Angekommen

Dezember 10, 2018 Off By BlauerEngel

Das Wochenende war stressig!

Freitag

Bis zum Nachmittag hatten wir zwar alles Notwendige zusammengeräumt, was wir samstags mit den Katzen zusammen als Erstes in die Mühle umziehen wollten, aber die Freude darüber hielt nicht so furchtbar lange an. Bei uns Beiden lief das Gedanken-Karussel in der Freitagnacht auf Hochtouren – da halfen auch keine Baldrianpillen jeglicher Farbe.

Samstag

Am Morgen waren wir dann auch entsprechend groggy, was aber auch nicht lange anhielt. An so viel war zu denken: Mietwagen abholen (Hoffentlich passt alles rein, was wir als “notwendig” erachten); Zahnpasta, Haarbürste, Fressnäpfe, Bettzeug und Nachthemd nicht vergessen (alles, was wir “nur” bis Freitagabend gebraucht hatten, war schon verpackt); Kühlschrank ausräumen (was nicht gekühlt werden musste und drei Tage lang den Hunger stillen soll, war auch schon verpackt); zwei Kratzbäume demontieren (wir rechneten damit, die Katzen wieder, zumindest nachts), in zwei getrennten Zimmern unterbringen zu müssen); uns einig werden, was am besten wie ins Auto geladen wird (Klaus hat dann pragmatisch entschieden, dass ich die Katzen beruhigen muss, während er das Auto vollräumt); die Katzen in ihre Transportboxen stecken (mit dem Tierarzt hatten wir besprochen, dass für unser “Mimöschen”, Schnuffi, ein Beruhigungsmittel die eineinhalbstündige Fahrt etwas erträglicher machen würde, das Mittel sollte er eine halbe Stunde vor Fahrtantritt bekommen – und hat natürlich gleich eine unbekannte Menge des genau dosierten Mittels wieder ausgespuckt); Transportboxen als Letztes ins Auto packen und sichern (Schnuffi hatte zumindest doch so viel von dem Mittel geschluckt, dass er sich in die Box verfrachten ließ und leicht beduselt war).
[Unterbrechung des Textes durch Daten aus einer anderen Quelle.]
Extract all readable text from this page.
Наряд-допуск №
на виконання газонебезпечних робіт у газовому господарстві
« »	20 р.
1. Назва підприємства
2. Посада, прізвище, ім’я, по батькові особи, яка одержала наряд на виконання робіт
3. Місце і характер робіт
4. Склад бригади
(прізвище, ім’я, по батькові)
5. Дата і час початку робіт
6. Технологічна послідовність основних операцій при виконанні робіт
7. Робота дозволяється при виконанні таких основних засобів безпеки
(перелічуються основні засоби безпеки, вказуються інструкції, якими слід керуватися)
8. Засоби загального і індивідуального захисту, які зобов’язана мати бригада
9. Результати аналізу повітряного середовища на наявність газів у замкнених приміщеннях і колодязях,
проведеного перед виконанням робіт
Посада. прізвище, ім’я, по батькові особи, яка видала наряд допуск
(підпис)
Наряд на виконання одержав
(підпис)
Dann endlich: Haus abschließen und auf nach Lauterbach!

Die erste dreiviertel Stunde verlief, abgesehen vom (noch zu ertragenden, da relativ leisen) Katzenjammer noch ganz ereignislos. Aber dann hat wohl die Wirkung des Beruhigungsmittels nachgelassen. Schnuffi geriet total in Panik, fing an zu schreien, sich in der Transportbox hin und her zu werfen und mit den Augen zu rollen! Von seiner Panik ließen sich die beiden anderen dann natürlich anstecken, und wir hatten “High Life” auf der Autobahn…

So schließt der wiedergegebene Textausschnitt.